Poursuite de la grève dans les musées nationaux

La grève dans les monuments et musées nationaux à l'appel de l'intersyndicale du ministère de la Culture s'est amplifiée jeudi au deuxième jour du mouvement. En Ile-de-France, le Louvre, le Centre Georges Pompidou et le Château de Versailles étaient notamment fermés, selon la Direction des musées de France.

L'intersyndicale du ministère de la Culture (CFDT, FO et Sud) s'est réunit jeudi après-midi et a appelé à la poursuite du mouvement vendredi, a précisé à l'Associated Press Kamal Hesni, porte-parole de la CFDT-Culture. De nouvelles assemblées générales dans les musées sont prévues vendredi matin, notamment au Louvre et au Centre Georges Pompidou, a-t-il précisé.

"Le Château de Versailles et le Louvre sont fermés, alors qu'ils étaient ouverts au public mercredi même s'ils avaient voté la grève", a déclaré Kamal Hesni, notant une amplification du mouvement.

Au Louvre, des employés grévistes se sont rassemblés devant et à l'intérieur de la Pyramide, et l'entrée était fermée au public, a-t-on constaté sur place.

A Versailles, le château était fermé, mais les jardins et le Grand Trianon étaient ouverts et gratuits pour l'occasion, selon le service de presse de l'établissement.

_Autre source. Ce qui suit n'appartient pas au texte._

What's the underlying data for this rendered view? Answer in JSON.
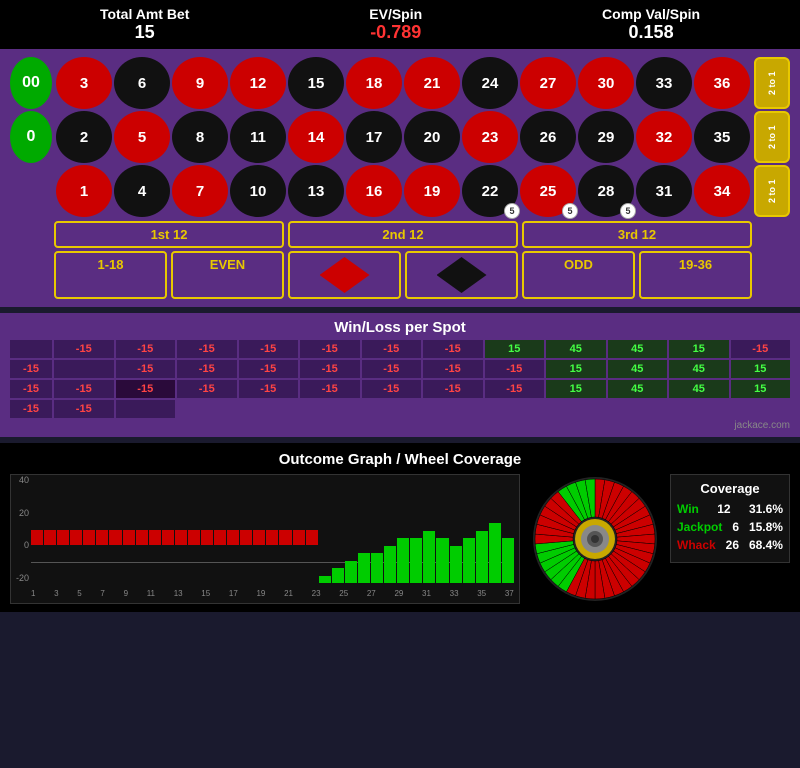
{
  "header": {
    "total_amt_bet_label": "Total Amt Bet",
    "total_amt_bet_value": "15",
    "ev_spin_label": "EV/Spin",
    "ev_spin_value": "-0.789",
    "comp_val_spin_label": "Comp Val/Spin",
    "comp_val_spin_value": "0.158"
  },
  "table": {
    "zeros": [
      "00",
      "0"
    ],
    "col2to1": [
      "2 to 1",
      "2 to 1",
      "2 to 1"
    ],
    "numbers": [
      {
        "n": "3",
        "c": "red"
      },
      {
        "n": "6",
        "c": "black"
      },
      {
        "n": "9",
        "c": "red"
      },
      {
        "n": "12",
        "c": "red"
      },
      {
        "n": "15",
        "c": "black"
      },
      {
        "n": "18",
        "c": "red"
      },
      {
        "n": "21",
        "c": "red"
      },
      {
        "n": "24",
        "c": "black"
      },
      {
        "n": "27",
        "c": "red"
      },
      {
        "n": "30",
        "c": "red"
      },
      {
        "n": "33",
        "c": "black"
      },
      {
        "n": "36",
        "c": "red"
      },
      {
        "n": "2",
        "c": "black"
      },
      {
        "n": "5",
        "c": "red"
      },
      {
        "n": "8",
        "c": "black"
      },
      {
        "n": "11",
        "c": "black"
      },
      {
        "n": "14",
        "c": "red"
      },
      {
        "n": "17",
        "c": "black"
      },
      {
        "n": "20",
        "c": "black"
      },
      {
        "n": "23",
        "c": "red"
      },
      {
        "n": "26",
        "c": "black"
      },
      {
        "n": "29",
        "c": "black"
      },
      {
        "n": "32",
        "c": "red"
      },
      {
        "n": "35",
        "c": "black"
      },
      {
        "n": "1",
        "c": "red"
      },
      {
        "n": "4",
        "c": "black"
      },
      {
        "n": "7",
        "c": "red"
      },
      {
        "n": "10",
        "c": "black"
      },
      {
        "n": "13",
        "c": "black"
      },
      {
        "n": "16",
        "c": "red"
      },
      {
        "n": "19",
        "c": "red"
      },
      {
        "n": "22",
        "c": "black"
      },
      {
        "n": "25",
        "c": "red",
        "chip": 5
      },
      {
        "n": "28",
        "c": "black",
        "chip": 5
      },
      {
        "n": "31",
        "c": "black"
      },
      {
        "n": "34",
        "c": "red"
      }
    ],
    "chips": {
      "22": "5",
      "25": "5",
      "28": "5"
    },
    "dozens": [
      "1st 12",
      "2nd 12",
      "3rd 12"
    ],
    "outside": [
      "1-18",
      "EVEN",
      "",
      "",
      "ODD",
      "19-36"
    ]
  },
  "winloss": {
    "title": "Win/Loss per Spot",
    "rows": [
      {
        "left": null,
        "cells": [
          "-15",
          "-15",
          "-15",
          "-15",
          "-15",
          "-15",
          "-15",
          "15",
          "45",
          "45",
          "15",
          "-15",
          "-15"
        ]
      },
      {
        "left": null,
        "cells": [
          "-15",
          "-15",
          "-15",
          "-15",
          "-15",
          "-15",
          "-15",
          "15",
          "45",
          "45",
          "15",
          "-15",
          "-15"
        ]
      },
      {
        "left": "-15",
        "cells": [
          "-15",
          "-15",
          "-15",
          "-15",
          "-15",
          "-15",
          "15",
          "45",
          "45",
          "15",
          "-15",
          "-15",
          ""
        ]
      }
    ],
    "credit": "jackace.com"
  },
  "outcome": {
    "title": "Outcome Graph / Wheel Coverage",
    "y_labels": [
      "40",
      "20",
      "0",
      "-20"
    ],
    "x_labels": [
      "1",
      "3",
      "5",
      "7",
      "9",
      "11",
      "13",
      "15",
      "17",
      "19",
      "21",
      "23",
      "25",
      "27",
      "29",
      "31",
      "33",
      "35",
      "37"
    ],
    "bars": [
      {
        "v": -1,
        "c": "red"
      },
      {
        "v": -1,
        "c": "red"
      },
      {
        "v": -1,
        "c": "red"
      },
      {
        "v": -1,
        "c": "red"
      },
      {
        "v": -1,
        "c": "red"
      },
      {
        "v": -1,
        "c": "red"
      },
      {
        "v": -1,
        "c": "red"
      },
      {
        "v": -1,
        "c": "red"
      },
      {
        "v": -1,
        "c": "red"
      },
      {
        "v": -1,
        "c": "red"
      },
      {
        "v": -1,
        "c": "red"
      },
      {
        "v": -1,
        "c": "red"
      },
      {
        "v": -1,
        "c": "red"
      },
      {
        "v": -1,
        "c": "red"
      },
      {
        "v": -1,
        "c": "red"
      },
      {
        "v": -1,
        "c": "red"
      },
      {
        "v": -1,
        "c": "red"
      },
      {
        "v": -1,
        "c": "red"
      },
      {
        "v": -1,
        "c": "red"
      },
      {
        "v": -1,
        "c": "red"
      },
      {
        "v": -1,
        "c": "red"
      },
      {
        "v": -1,
        "c": "red"
      },
      {
        "v": 0.5,
        "c": "green"
      },
      {
        "v": 1,
        "c": "green"
      },
      {
        "v": 1.5,
        "c": "green"
      },
      {
        "v": 2,
        "c": "green"
      },
      {
        "v": 2,
        "c": "green"
      },
      {
        "v": 2.5,
        "c": "green"
      },
      {
        "v": 3,
        "c": "green"
      },
      {
        "v": 3,
        "c": "green"
      },
      {
        "v": 3.5,
        "c": "green"
      },
      {
        "v": 3,
        "c": "green"
      },
      {
        "v": 2.5,
        "c": "green"
      },
      {
        "v": 3,
        "c": "green"
      },
      {
        "v": 3.5,
        "c": "green"
      },
      {
        "v": 4,
        "c": "green"
      },
      {
        "v": 3,
        "c": "green"
      }
    ],
    "coverage": {
      "title": "Coverage",
      "win_label": "Win",
      "win_count": "12",
      "win_pct": "31.6%",
      "jackpot_label": "Jackpot",
      "jackpot_count": "6",
      "jackpot_pct": "15.8%",
      "whack_label": "Whack",
      "whack_count": "26",
      "whack_pct": "68.4%"
    }
  }
}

De même source, on estimait à environ 30.000 euros le manque à gagner par jour de fermeture, le Château de Versailles accueillant en moyenne 3.000 visiteurs par jour en semaine en basse saison.

Le Centre Georges Pompidou, d'où est parti le mouvement le 23 novembre, était lui aussi fermé jeudi. Tout comme l'Arc de Triomphe, les tours de Notre-Dame de Paris, la Sainte-Chapelle à Paris. La Conciergerie était, elle, en grève mais ouverte gratuitement au public, selon le Centre des monuments nationaux. En province, le Château et les remparts de Carcassonne (Aude), ainsi que le Fort Saint-André de Villeneuve-lez-Avignon (Vaucluse) étaient également fermés.

Les syndicats de la Culture dénoncent les suppressions de postes et les restrictions budgétaires entraînées, selon eux, par la révision générale des politiques publiques (RGPP) lancée par la gouvernement. Celle-ci prévoit le non-remplacement d'un départ à la retraite sur deux.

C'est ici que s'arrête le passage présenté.